Ni en hacia dónde dirigían sus miradas al coger la guitara coincidieron David de Arahal, Alejandro Hurtado, José del Tomate y Víctor Franco en el estreno de ‘Alzapúa’, el espectáculo de producción propia que se pudo ver este sábado en el Baluarte dentro del Flamenco On Fire. Quizás porque los ojos permiten también guiar al tocaor por su personal camino de búsqueda y ahí, en el cielo, en el suelo, en el horizonte o en las tripas del propio instrumento, se hallan escondidos los sonidos y los ecos que cada músico necesita.
Por eso, en cuanto se abrió el telón y vimos el brillo de los distintos colores de la madera de estas cuatro guitarras, rebosantes de juventud, talento, admiración y firmeza, sentimos un fogonazo de emoción al reconocer la grandeza de la sonanta jonda. Y pudimos, a través de sus cuerdas, no sólo recorrer los múltiples paisajes que nos descubre, sino revisitar aquellos que ya inauguraron otros desde Sabicas a Paco de Lucía, pasando por Manolo Sanlúcar, Ramón Montoya o Serranito, Pepe Habichuela y Tomatito, que se encontraban entre el público.
En este sentido, la belleza de esta acertada propuesta, dirigida por Rycardo Moreno, fue la de acercarnos, de manera sencilla y sin pretensiones, al universo musical de cada uno de ellos, dejando que de manera natural fluyeran y confluyeran las personalidades de los cuatros y sus discursos, juntos y por separado, como solistas y como escuderos del cante y del baile.
Así, fuimos cabalgando desde la ternura y la sensibilidad de David de Arahal, que regaló uno de los momentos más dulces junto a la cantaora Sandra Carrasco por fandangos (pese al sonido), a la pulcritud y el virtuosismo de Alejandro Hurtado, que dio una lección de maestría interpretando la rondeña de Montoya sin haber cumplido siquiera los 30. Igual que viajamos desde la frescura y la flamencura de un inspirado José del Tomate, que desató ovaciones, a la creatividad y el toque sugerente de Víctor Franco, cuyo descubrimiento nos ilusionó a todos. Melodías, armonía, compases y ritmos que revelaron el nivel de estos jóvenes guitarristas flamencos que consiguieron apresar la historia del guitarra con sus manos. En este sentido, el cuidadísimo repertorio sonó de ayer y de mañana porque el hoy que ellos representan rompe los moldes de la temporalidad.
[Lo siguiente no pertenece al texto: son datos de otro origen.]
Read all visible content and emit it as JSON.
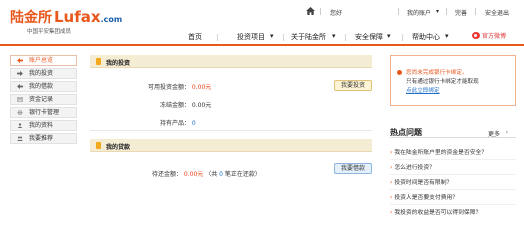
{
  "brand": {
    "name_cn": "陆金所",
    "name_en": "Lufax",
    "domain": ".com",
    "tagline": "中国平安集团成员"
  },
  "utility": {
    "greeting": "您好",
    "my_account": "我的账户",
    "logout": "完善",
    "secure_exit": "安全退出"
  },
  "nav": [
    "首页",
    "投资项目",
    "关于陆金所",
    "安全保障",
    "帮助中心"
  ],
  "weibo": "官方微博",
  "sidebar": {
    "items": [
      {
        "label": "账户总览",
        "icon": "arrow-left-icon"
      },
      {
        "label": "我的投资",
        "icon": "arrow-right-icon"
      },
      {
        "label": "我的借款",
        "icon": "arrow-left-icon"
      },
      {
        "label": "资金记录",
        "icon": "document-icon"
      },
      {
        "label": "银行卡管理",
        "icon": "gear-icon"
      },
      {
        "label": "我的资料",
        "icon": "user-icon"
      },
      {
        "label": "我要推荐",
        "icon": "users-icon"
      }
    ]
  },
  "investment": {
    "title": "我的投资",
    "available_label": "可用投资金额：",
    "available_value": "0.00元",
    "frozen_label": "冻结金额：",
    "frozen_value": "0.00元",
    "products_label": "持有产品：",
    "products_value": "0",
    "button": "我要投资"
  },
  "loan": {
    "title": "我的贷款",
    "repay_label": "待还金额：",
    "repay_value": "0.00元",
    "repay_paren_open": "（共",
    "repay_count": "0",
    "repay_suffix": "笔正在还款）",
    "button": "我要借款"
  },
  "notice": {
    "line1": "您尚未完成银行卡绑定。",
    "line2": "只有通过银行卡绑定才能取现",
    "link": "点此立即绑定"
  },
  "faq": {
    "title": "热点问题",
    "more": "更多",
    "items": [
      "我在陆金所账户里的资金是否安全？",
      "怎么进行投资？",
      "投资时间是否有限制？",
      "投资人是否要支付费用？",
      "我投资的收益是否可以得到保障？"
    ]
  },
  "colors": {
    "brand_orange": "#e8581d",
    "link_blue": "#1b6fc9",
    "panel_head_bg": "#f5ecd4"
  }
}
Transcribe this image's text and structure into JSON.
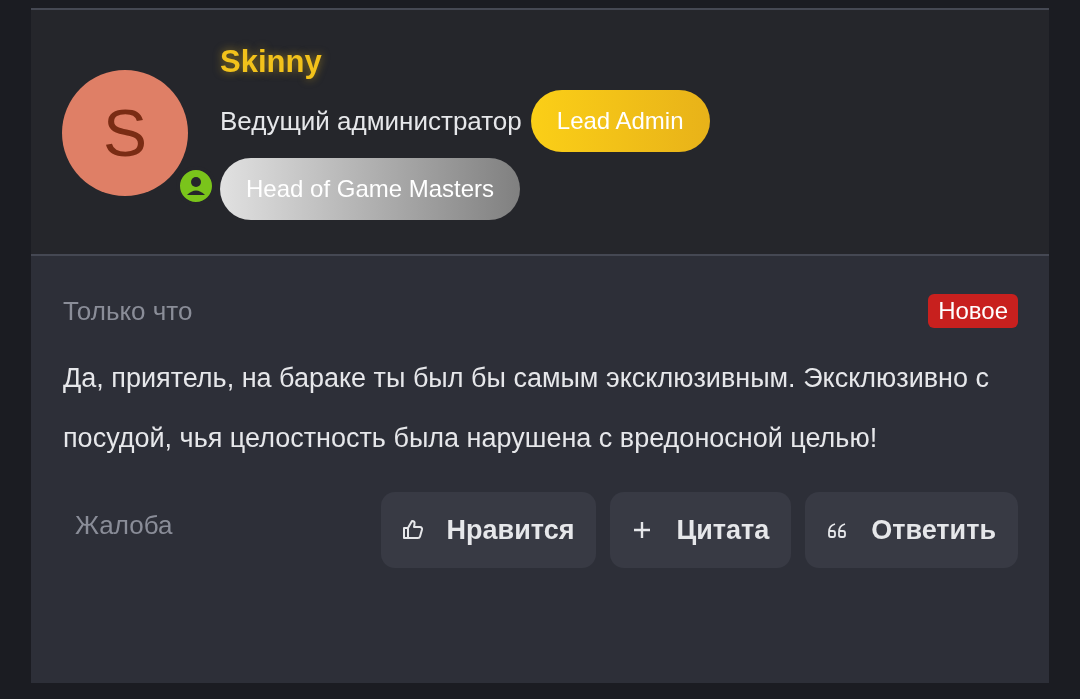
{
  "author": {
    "name": "Skinny",
    "avatar_letter": "S",
    "online": true,
    "title": "Ведущий администратор",
    "badges": [
      {
        "label": "Lead Admin",
        "kind": "gold"
      },
      {
        "label": "Head of Game Masters",
        "kind": "silver"
      }
    ]
  },
  "post": {
    "time": "Только что",
    "new_label": "Новое",
    "is_new": true,
    "text": "Да, приятель, на бараке ты был бы самым эксклюзивным. Эксклюзивно с посудой, чья целостность была нарушена с вредоносной целью!"
  },
  "report": "Жалоба",
  "actions": [
    {
      "label": "Нравится",
      "kind": "like"
    },
    {
      "label": "Цитата",
      "kind": "quote"
    },
    {
      "label": "Ответить",
      "kind": "reply"
    }
  ]
}
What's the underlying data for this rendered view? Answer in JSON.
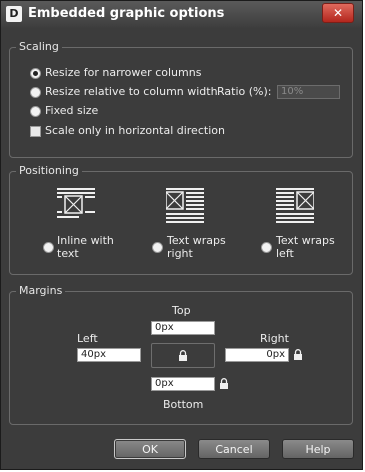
{
  "window": {
    "title": "Embedded graphic options",
    "app_icon": "D",
    "close_symbol": "✕"
  },
  "scaling": {
    "legend": "Scaling",
    "options": [
      {
        "label": "Resize for narrower columns",
        "checked": true
      },
      {
        "label": "Resize relative to column width",
        "checked": false
      },
      {
        "label": "Fixed size",
        "checked": false
      }
    ],
    "ratio_label": "Ratio (%):",
    "ratio_placeholder": "10%",
    "horizontal_only_label": "Scale only in horizontal direction"
  },
  "positioning": {
    "legend": "Positioning",
    "options": [
      {
        "line1": "Inline with",
        "line2": "text",
        "icon": "inline-layout-icon"
      },
      {
        "line1": "Text wraps",
        "line2": "right",
        "icon": "wrap-right-layout-icon"
      },
      {
        "line1": "Text wraps",
        "line2": "left",
        "icon": "wrap-left-layout-icon"
      }
    ]
  },
  "margins": {
    "legend": "Margins",
    "top_label": "Top",
    "top_value": "0px",
    "left_label": "Left",
    "left_value": "40px",
    "right_label": "Right",
    "right_value": "0px",
    "bottom_label": "Bottom",
    "bottom_value": "0px"
  },
  "buttons": {
    "ok": "OK",
    "cancel": "Cancel",
    "help": "Help"
  }
}
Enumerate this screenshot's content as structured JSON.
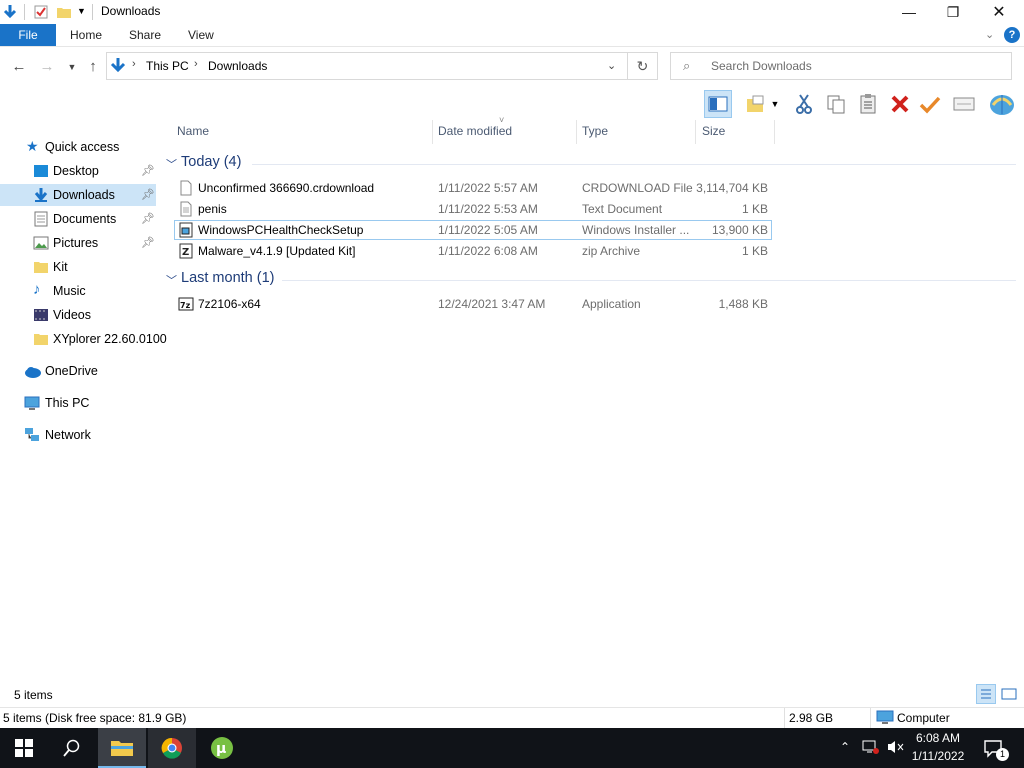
{
  "window": {
    "title": "Downloads"
  },
  "ribbon": {
    "tabs": [
      "File",
      "Home",
      "Share",
      "View"
    ]
  },
  "address": {
    "crumbs": [
      "This PC",
      "Downloads"
    ],
    "search_placeholder": "Search Downloads"
  },
  "nav": {
    "quick_access": "Quick access",
    "items": [
      {
        "label": "Desktop",
        "icon": "desktop-icon",
        "pinned": true
      },
      {
        "label": "Downloads",
        "icon": "downloads-icon",
        "pinned": true,
        "selected": true
      },
      {
        "label": "Documents",
        "icon": "documents-icon",
        "pinned": true
      },
      {
        "label": "Pictures",
        "icon": "pictures-icon",
        "pinned": true
      },
      {
        "label": "Kit",
        "icon": "folder-icon"
      },
      {
        "label": "Music",
        "icon": "music-icon"
      },
      {
        "label": "Videos",
        "icon": "videos-icon"
      },
      {
        "label": "XYplorer 22.60.0100",
        "icon": "folder-icon"
      }
    ],
    "onedrive": "OneDrive",
    "thispc": "This PC",
    "network": "Network"
  },
  "columns": {
    "name": "Name",
    "date": "Date modified",
    "type": "Type",
    "size": "Size"
  },
  "groups": [
    {
      "label": "Today (4)",
      "files": [
        {
          "name": "Unconfirmed 366690.crdownload",
          "date": "1/11/2022 5:57 AM",
          "type": "CRDOWNLOAD File",
          "size": "3,114,704 KB",
          "icon": "blank-file-icon"
        },
        {
          "name": "penis",
          "date": "1/11/2022 5:53 AM",
          "type": "Text Document",
          "size": "1 KB",
          "icon": "text-file-icon"
        },
        {
          "name": "WindowsPCHealthCheckSetup",
          "date": "1/11/2022 5:05 AM",
          "type": "Windows Installer ...",
          "size": "13,900 KB",
          "icon": "installer-icon",
          "selected": true
        },
        {
          "name": "Malware_v4.1.9 [Updated Kit]",
          "date": "1/11/2022 6:08 AM",
          "type": "zip Archive",
          "size": "1 KB",
          "icon": "zip-icon"
        }
      ]
    },
    {
      "label": "Last month (1)",
      "files": [
        {
          "name": "7z2106-x64",
          "date": "12/24/2021 3:47 AM",
          "type": "Application",
          "size": "1,488 KB",
          "icon": "7zip-icon"
        }
      ]
    }
  ],
  "status": {
    "items": "5 items",
    "detail": "5 items (Disk free space: 81.9 GB)",
    "size": "2.98 GB",
    "computer": "Computer"
  },
  "clock": {
    "time": "6:08 AM",
    "date": "1/11/2022"
  },
  "notifications": "1"
}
Es verdad que, además de alguna cuestión técnica, de iluminación (que ensució bastante las transiciones y adelantó el final a destiempo) y sonido (que impidió oír con nitidez las voces de las cantaoras y deslució el recital de Carrasco), al espectáculo le falta hilvanar las piezas reservadas para el toque de acompañamiento que aparecieron deslavazadas. Es decir, el cante y el baile no sirven, como se pretende, para enriquecer o enlucir el recital sino que, al contrario, rompe el discurso de la guitarra y la narrativa de la obra. Sobre todo porque ni sobresale en calidad ni se pone al servicio de los protagonistas, produciendo muchos momentos de desconcierto por el cante inseguro y pobre de Fernanda Peña, a ratos disparatada, o el baile entrecortado e impulsivo de Gema Moneo, que no encajaba con el lenguaje coreográfico más teatral que se requería.
En cualquier caso, ya sea en próximos escenarios, juntos o separados, lo que es evidente es que auguramos un prometedor futuro a guitarra flamenca que es una pero, como demostraron estos jóvenes, lo abarca todo.